Android 11 will also see an expansion of Google’s Project Mainline program, which uses Google Play Services to “mainline” software updates like critical security patches directly to users’ devices rather than having to wait for each individual manufacturer to tailor an update for their devices. Android’s decentralized, adaptable nature is one of its core and beloved attributes. But it has limited Google’s ability to centrally distribute important updates.
Project Mainline works by conceptually breaking the Android operating system into chunks and creating the infrastructure for each of those chunks to be updated through the Google Play Store. In Android 10, Google debuted 10 of these modules that could receive updates. Android 11 will add 12 more, including a permissions module, and one for Android’s Scoped Storage feature, which is becoming mandatory in Android 11 and limits the “scope” or extent of what data apps can access on a user’s device.
“On the surface, Project Mainline could appear mundane,” says Stephan Somogyi, product lead for Android platform security. “But the fact is, our ability to do that validates years’ worth of architectural contemplation. Mainline and our plumbing of Mainline is actually a big win.”

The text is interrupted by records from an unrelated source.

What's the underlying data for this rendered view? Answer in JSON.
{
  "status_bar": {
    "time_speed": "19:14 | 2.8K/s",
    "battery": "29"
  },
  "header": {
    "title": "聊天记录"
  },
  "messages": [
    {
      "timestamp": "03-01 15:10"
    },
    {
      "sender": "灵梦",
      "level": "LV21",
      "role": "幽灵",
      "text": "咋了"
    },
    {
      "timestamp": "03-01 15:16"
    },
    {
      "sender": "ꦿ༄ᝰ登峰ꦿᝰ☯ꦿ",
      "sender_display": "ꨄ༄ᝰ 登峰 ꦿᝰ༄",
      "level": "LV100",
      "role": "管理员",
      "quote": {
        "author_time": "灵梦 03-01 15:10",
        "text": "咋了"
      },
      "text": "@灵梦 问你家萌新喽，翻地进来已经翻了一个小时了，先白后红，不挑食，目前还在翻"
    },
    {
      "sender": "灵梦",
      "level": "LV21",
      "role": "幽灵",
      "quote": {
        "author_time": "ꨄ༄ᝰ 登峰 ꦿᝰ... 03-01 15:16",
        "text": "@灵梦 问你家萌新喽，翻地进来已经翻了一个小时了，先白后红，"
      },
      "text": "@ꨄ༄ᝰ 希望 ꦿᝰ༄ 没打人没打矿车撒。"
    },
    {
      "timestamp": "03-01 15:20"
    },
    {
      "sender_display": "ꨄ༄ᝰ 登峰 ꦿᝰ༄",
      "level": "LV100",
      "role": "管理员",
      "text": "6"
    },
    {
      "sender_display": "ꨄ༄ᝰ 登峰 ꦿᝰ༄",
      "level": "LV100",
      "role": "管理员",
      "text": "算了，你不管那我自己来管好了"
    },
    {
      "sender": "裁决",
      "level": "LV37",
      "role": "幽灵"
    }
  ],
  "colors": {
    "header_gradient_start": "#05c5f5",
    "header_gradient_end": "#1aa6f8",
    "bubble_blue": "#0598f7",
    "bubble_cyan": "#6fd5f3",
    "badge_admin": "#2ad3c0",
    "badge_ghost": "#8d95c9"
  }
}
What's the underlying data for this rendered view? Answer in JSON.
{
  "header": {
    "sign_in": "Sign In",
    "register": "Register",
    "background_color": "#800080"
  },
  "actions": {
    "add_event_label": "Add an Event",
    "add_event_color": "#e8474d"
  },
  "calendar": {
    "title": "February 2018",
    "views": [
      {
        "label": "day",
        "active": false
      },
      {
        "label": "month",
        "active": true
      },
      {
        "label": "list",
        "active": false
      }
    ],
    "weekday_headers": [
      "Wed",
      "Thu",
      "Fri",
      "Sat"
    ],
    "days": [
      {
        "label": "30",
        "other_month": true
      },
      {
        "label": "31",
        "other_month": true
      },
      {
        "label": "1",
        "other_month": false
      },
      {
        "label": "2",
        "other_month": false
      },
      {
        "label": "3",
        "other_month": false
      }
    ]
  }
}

Somogyi says that Android’s stats on uptake of security patches in the previous 90 days are on a steady upward curve. There are now almost 1,000 Android device models that get security updates once a month or at least once a quarter. And those devices now make up about 90 percent of the total Android population.
Given that one of Apple’s biggest strengths for years with iOS has been centralized updates and widespread adoption of new releases, it’s certainly easy to feel that Project Mainline is coming far too late. But if the feature is a way for Android to balance its free and open source roots with better access to much needed protective updates, it could be a game changer for overall Android security.
Google’s Android Betas are open for anyone to try; you can access the Android 11 release here. Just keep in mind that betas aren’t the stable final release and could have bugs or cause problems. If you’re comfortable waiting a few months, the security and privacy improvements of Android 11 will officially debut in September.
Corrected June 10, 2020 at 4:30pm ET: This story originally misstated that the contact tracing update Google pushed in response to the Covid-19 pandemic came through Mainline, which is formally called Google Play System Updates. It was actually distributed through Google Mobile Services.